David Francis is a hands-on mason who has specialised for many years on the memorial side of the stone industry. He was Technical Advisor to the National Association of Memorial Masons, writing manuals and City & Guilds Qualifications. If you have an issue regarding any aspect of memorial masonry, David is happy to help. Send your questions or comments to David at [email protected]
I am sometimes asked what stonemasonry used to be like.
When I read Natural Stone Specialist and visit masons workshops it amazes me what can be achieved with the machinery available now. In my lifetime, masonry has moved from being a predominantly hand crafted skill to practically finished product coming off a machine.
My earliest memory of the yard and workshop was playing in the sand pit – sand for mortar did not come in bags then. When I was four-years-old my grandfather carved a marble bust of me, which I still treasure.
After World War II, I used to accompany my father to scour bomb sites for usable stone because material was hard to get, especially Italian marble. We looked for marble fireplace surrounds that could be made into grave kerbs and vases.
Granite was split and worked by hand.

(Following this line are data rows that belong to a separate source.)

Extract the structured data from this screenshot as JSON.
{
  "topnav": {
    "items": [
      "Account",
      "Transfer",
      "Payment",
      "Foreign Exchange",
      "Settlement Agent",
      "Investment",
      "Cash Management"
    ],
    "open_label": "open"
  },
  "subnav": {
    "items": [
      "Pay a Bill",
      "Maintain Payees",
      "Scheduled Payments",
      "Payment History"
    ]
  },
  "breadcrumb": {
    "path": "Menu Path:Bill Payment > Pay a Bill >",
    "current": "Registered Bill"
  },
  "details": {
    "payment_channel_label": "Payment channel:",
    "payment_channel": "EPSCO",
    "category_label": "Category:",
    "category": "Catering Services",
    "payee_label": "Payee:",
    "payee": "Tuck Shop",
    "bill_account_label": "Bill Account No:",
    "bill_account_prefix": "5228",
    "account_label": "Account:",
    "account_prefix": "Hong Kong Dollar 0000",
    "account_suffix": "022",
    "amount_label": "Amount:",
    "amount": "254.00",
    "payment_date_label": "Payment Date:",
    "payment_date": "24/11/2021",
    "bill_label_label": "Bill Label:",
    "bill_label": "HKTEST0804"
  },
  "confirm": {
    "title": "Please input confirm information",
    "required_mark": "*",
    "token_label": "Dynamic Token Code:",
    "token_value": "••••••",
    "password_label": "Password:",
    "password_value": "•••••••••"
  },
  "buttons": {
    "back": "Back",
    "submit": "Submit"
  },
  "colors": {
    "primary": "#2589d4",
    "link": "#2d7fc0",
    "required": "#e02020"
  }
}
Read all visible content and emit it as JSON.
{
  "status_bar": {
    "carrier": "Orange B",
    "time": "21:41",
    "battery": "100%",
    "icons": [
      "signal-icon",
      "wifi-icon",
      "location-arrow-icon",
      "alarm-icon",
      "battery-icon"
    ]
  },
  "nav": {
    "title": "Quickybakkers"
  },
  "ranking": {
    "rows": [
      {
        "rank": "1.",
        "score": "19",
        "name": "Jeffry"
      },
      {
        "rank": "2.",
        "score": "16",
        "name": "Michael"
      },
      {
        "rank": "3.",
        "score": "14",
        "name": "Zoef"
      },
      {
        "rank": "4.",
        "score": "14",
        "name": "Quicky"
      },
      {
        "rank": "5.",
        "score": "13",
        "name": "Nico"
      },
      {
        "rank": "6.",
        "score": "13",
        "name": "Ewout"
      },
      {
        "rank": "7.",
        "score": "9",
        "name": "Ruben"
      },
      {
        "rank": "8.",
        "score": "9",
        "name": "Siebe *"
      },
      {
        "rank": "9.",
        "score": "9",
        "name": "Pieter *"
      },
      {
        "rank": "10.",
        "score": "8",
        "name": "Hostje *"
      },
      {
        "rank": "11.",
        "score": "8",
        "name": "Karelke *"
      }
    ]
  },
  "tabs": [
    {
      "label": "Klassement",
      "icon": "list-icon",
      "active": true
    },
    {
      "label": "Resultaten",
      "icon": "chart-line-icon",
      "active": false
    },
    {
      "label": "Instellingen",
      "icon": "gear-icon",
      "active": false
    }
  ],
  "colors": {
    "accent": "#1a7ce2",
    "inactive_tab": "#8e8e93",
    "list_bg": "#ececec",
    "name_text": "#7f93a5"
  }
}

The local postman, who was also a granite mason, used to come in over the weekend to sink the holes and split the material using feathers and wedges.
There was a boom in work because a lot of bombed buildings and churches needed to be repaired or rebuilt. Headstones for the Commonwealth War Graves Commission were lined up in our workshop for the lettercutters to inscribe with names and military badges. My grandfather had worked for the War Graves Commission since after WWI.
During the second World War my father kept a number of cars taxed and insured, although they never left the garage. He had them to get petrol coupons that he used to run the commercial vehicles.
After the war everything was in short supply except for army surplus equipment. My father's best purchase was an unused ex-army lorry. Later we bought ex-post office and police vans at auction. The office communicated with the workshop 400yards away using army field telephones – there were no mobiles or computers then.
Our only power tool was a Flextol flexible drive shaft polisher, plus an ancient belt driven saw using carborundum-rimmed blades for cutting. Chisels were sharpened and tempered by the masons themselves using a portable coke furnace. There was no tungsten then, although into the 1960s we were able to buy small pieces of it to silver solder into chisel shafts.
Warmth was provided by Aladdin funnel heaters. In freezing weather, we stood buckets or watering cans of water on top of the heaters. We used the water to defrost the saw and dip our hands into to warm them and get some feeling back into them.
Once finances improved and orders stated coming in, we bought our granite memorials from A&J Robertson Granite in Aberdeen – a company that still wholesales memorials. They arrived by rail and were delivered to the yard by the railway company. The empty creates were taken to the goods yard at Kings Cross to be returned to Robertsons.
Much has changed since then, mostly for the better. One thing I missed in later years is the friendly bank manager. He knew all the local businesses personally and understood the problems they faced. You could even negotiate interest rates with him. Where is he today?